Move To the Big 10 Is Make or Break for Rutgers

Jayson LoveCorrespondent IMay 15, 2010

PISCATAWAY, NJ - NOVEMBER 12:  Head coach Greg Schiano of the Rutgers Scarlet Knights leads his team on the field to play against the South Florida Bulls at Rutgers Stadium on November 12, 2009 in Piscataway, New Jersey.  (Photo by Jim McIsaac/Getty Images)
Jim McIsaac/Getty Images

The prospect of joining the Big 10 conference is an exciting one for Rutgers fans, but it has to make Scarlet Knight Nation a bit uneasy.  

For Rutgers, it is no secret that football is the driving force for the athletic department. Many detractors of R.U. athletics point to over-spending when it comes to football.  They watch as money is poured into recruiting lounges, stadium expansion, and of course, Greg Schiano's salary and on-campus residence.

As the university cries poor, and the state cuts funding, football has become quite a target.  It is for these financial reasons that local New Jersey media believe a move to the Big 10 to be "not in the school's best interest".  

It is easy to forget that sports, finances, and academia all go hand-in-hand, and particularly in the Big 10, this is the case. There is no conference that rivals The Big Ten's athletic and academic balance. 

While the Ivy League leads academically, and arguably the SEC owns the nation athletically, the Big 10 achieves something that other conferences do not, and that is a perfect balance of academia and athletics. 

Analyzing a move to the Big 10 from a purely athletic standpoint, we must look at Rutgers' strength right now and that is its football program.  As far as football goes, the Big East is a sinking ship.  If Rutgers doesn't jump to the Big 10, Pittsburgh, Uconn, or Syracuse will.  Then, scenarios have been painted where West Virginia could wind up in the SEC or ACC along with UConn who wants football to be a bigger part of its athletic department.

However, for Rutgers' fans, bowl games have become a staple of the winter holidays, and something upon which to hang their hats.  There is something "safe" about staying in the Big East, playing a challenging, but risk-free schedule where Rutgers can assure itself of 7-8 wins on a yearly basis, and post season football. 

Playing it that way though could lead the program into stagnation; just ask a Maryland or UConn fan.  At this point, Rutgers will get its hands on mostly mid-level recruits with a few top-tiered recruits and play good football on a year in and year out basis.

If the goal is truly to "keep the top players in New Jersey" and to "win championships at Rutgers" - both stated goals by Greg Schiano himself, then a move to the Big 10 is an absolute must.

While it is of course risky to start a season knowing that you will play five to six games against top-25 teams, two to three of which are likely to be top 10 teams, it puts you in position to play with the elite.
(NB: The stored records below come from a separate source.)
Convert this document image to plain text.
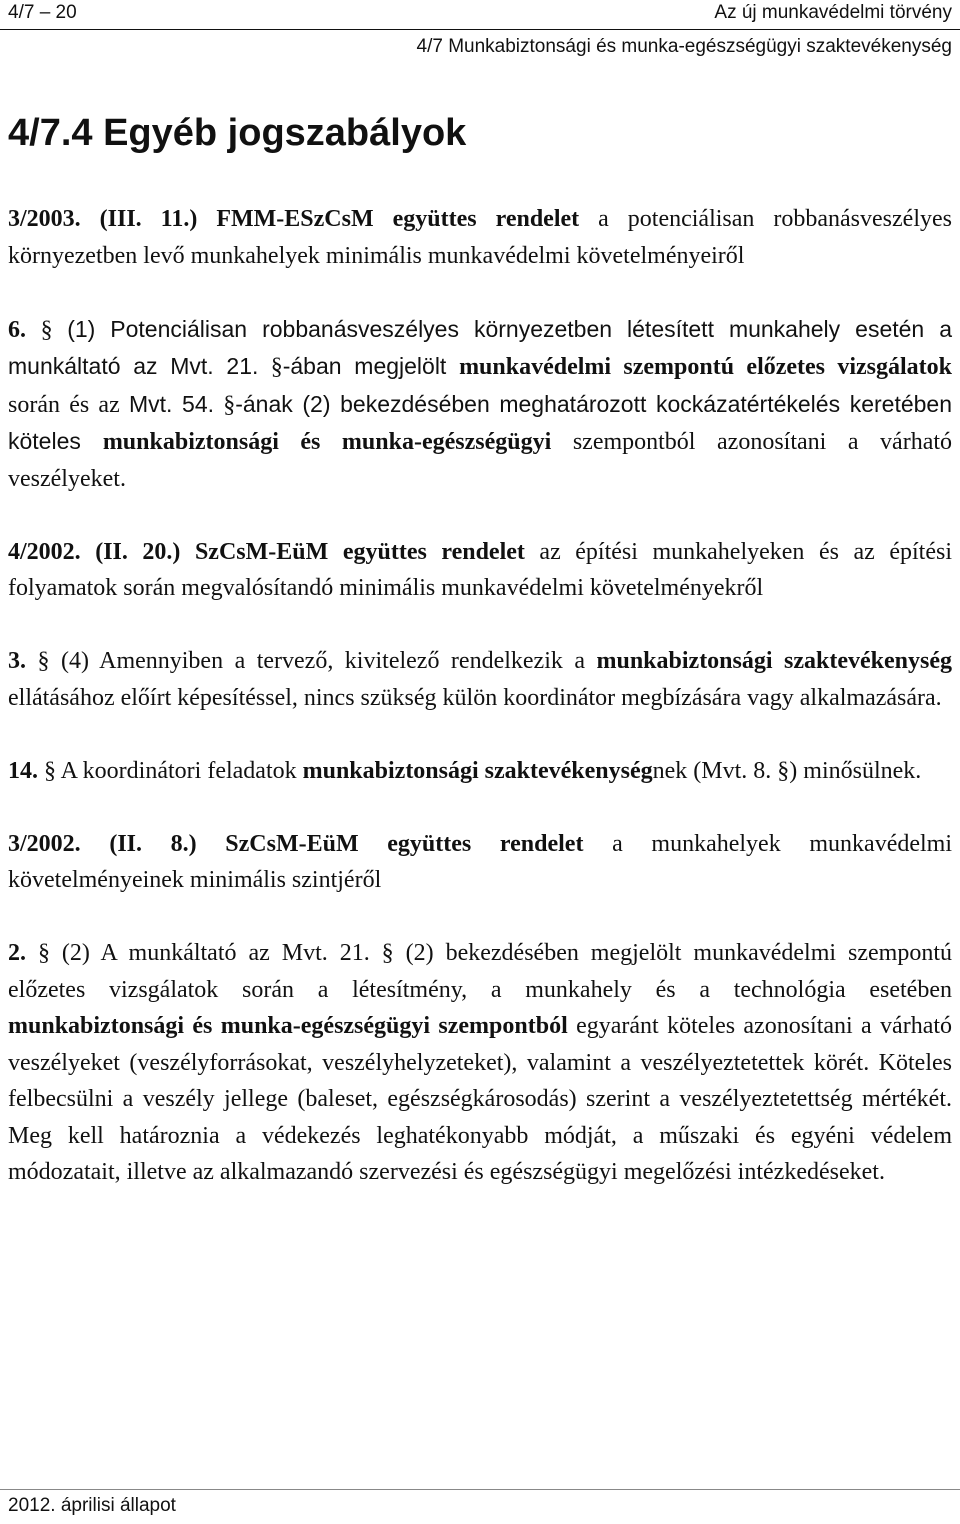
4/7 – 20	Az új munkavédelmi törvény
4/7 Munkabiztonsági és munka-egészségügyi szaktevékenység
4/7.4 Egyéb jogszabályok

3/2003. (III. 11.) FMM-ESzCsM együttes rendelet a potenciálisan robbanásveszélyes környezetben levő munkahelyek minimális munkavédelmi követelményeiről

6. § (1) Potenciálisan robbanásveszélyes környezetben létesített munkahely esetén a munkáltató az Mvt. 21. §-ában megjelölt munkavédelmi szempontú előzetes vizsgálatok során és az Mvt. 54. §-ának (2) bekezdésében meghatározott kockázatértékelés keretében köteles munkabiztonsági és munka-egészségügyi szempontból azonosítani a várható veszélyeket.

4/2002. (II. 20.) SzCsM-EüM együttes rendelet az építési munkahelyeken és az építési folyamatok során megvalósítandó minimális munkavédelmi követelményekről

3. § (4) Amennyiben a tervező, kivitelező rendelkezik a munkabiztonsági szaktevékenység ellátásához előírt képesítéssel, nincs szükség külön koordinátor megbízására vagy alkalmazására.

14. § A koordinátori feladatok munkabiztonsági szaktevékenységnek (Mvt. 8. §) minősülnek.

3/2002. (II. 8.) SzCsM-EüM együttes rendelet a munkahelyek munkavédelmi követelményeinek minimális szintjéről

2. § (2) A munkáltató az Mvt. 21. § (2) bekezdésében megjelölt munkavédelmi szempontú előzetes vizsgálatok során a létesítmény, a munkahely és a technológia esetében munkabiztonsági és munka-egészségügyi szempontból egyaránt köteles azonosítani a várható veszélyeket (veszélyforrásokat, veszélyhelyzeteket), valamint a veszélyeztetettek körét. Köteles felbecsülni a veszély jellege (baleset, egészségkárosodás) szerint a veszélyeztetettség mértékét. Meg kell határoznia a védekezés leghatékonyabb módját, a műszaki és egyéni védelem módozatait, illetve az alkalmazandó szervezési és egészségügyi megelőzési intézkedéseket.

2012. áprilisi állapot
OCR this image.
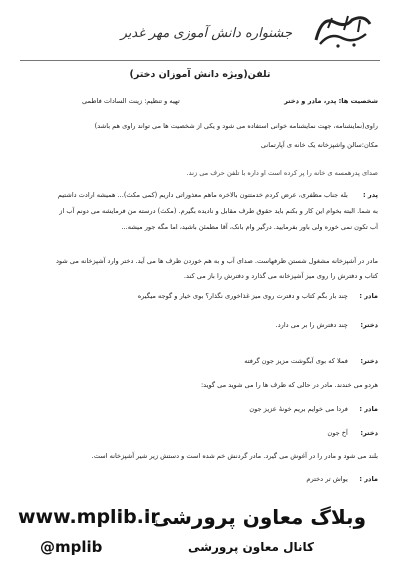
جشنواره دانش آموزی مهر غدیر
تلفن(ویژه دانش آموزان دختر)
شخصیت ها: پدر، مادر و دختر
تهیه و تنظیم: زینت السادات فاطمی
راوی(نمایشنامه، جهت نمایشنامه خوانی استفاده می شود و یکی از شخصیت ها می تواند راوی هم باشد)
مکان:سالن واشپزخانه یک خانه ی آپارتمانی
صدای پدرهمسه ی خانه را پر کرده است او داره با تلفن حرف می زند.
پدر : بله جناب مظفری، عرض کردم خدمتتون بالاخره ماهم معذوراتی داریم (کمی مکث)... همیشه ارادت داشتیم
به شما. البته بخوام این کار و بکنم باید حقوق طرف مقابل و نادیده بگیرم. (مکث) درسته من فرمایشه می دونم آب از
آب تکون نمی خوره ولی باور بفرمایید. درگیر وام بانک، آقا مطمئن باشید، اما مگه جور میشه...
مادر در آشپزخانه مشغول شستن ظرفهاست. صدای آب و به هم خوردن ظرف ها می آید. دختر وارد آشپزخانه می شود
کتاب و دفترش را روی میز آشپزخانه می گذارد و دفترش را باز می کند.
مادر : چند بار بگم کتاب و دفترت روی میز غذاخوری نگذار؟ بوی خیار و گوجه میگیره
دختر: چند دفترش را بر می دارد.
دختر: فملا که بوی آبگوشت مزیز جون گرفته
هردو می خندند. مادر در حالی که ظرف ها را می شوید می گوید:
مادر : فردا می خوایم بریم خونهٔ عزیز جون
دختر: آخ جون
بلند می شود و مادر را در آغوش می گیرد. مادر گردنش خم شده است و دستش زیر شیر آشپزخانه است.
مادر : یواش تر دخترم
وبلاگ معاون پرورشی
www.mplib.ir
کانال معاون پرورشی
@mplib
The prospect of playing Ohio State, Penn State, or Michigan on national television on a Saturday night is appealing to a top football prospect.  Saturday at noon or 3:30, or Thursday night, though a lot of fun, just isn't the same. 

The R.U. fan-base however, will have to understand just what a move like this means.  Some years, the team will be 5-7 or 6-6 and miss out on a bowl game.  That is something that the Rutgers fan base just cannot seem to deal with currently.  

We have seen the stadium packed and full of energy on week one, and then half full and listless on week two all because of one loss.  Rutgers fans must get smarter.  It is a different brand of football in the Big 10.  You can have a good football team and struggle to win.

As for basketball, a move to the Big 10 is a no-brainer.  The team as constituted will have a daunting task getting to the middle of the pack in the gauntlet that is the Big East.  

Even with some program defections, the conference will still be chock full of powerhouses and local competition for ball-players.

The Big 10 has some good teams, but is not as deep as the Big East top to bottom.  It would be a new beginning for the program and an opportunity to achieve respectability and to produce competitive basketball teams much quicker than in the Big East. 

So, for Rutgers fans the Big 10 represents the next step in the journey to national prominence, athletic achievement, and academic excellence.  While there are pitfalls, if we look at the big picture and understand the risks involved, it is an absolute gift that the Big 10 is taking a long hard look at Rutgers; that is something that would have never happened just five years ago and it demonstrates just how far the athletic department has come.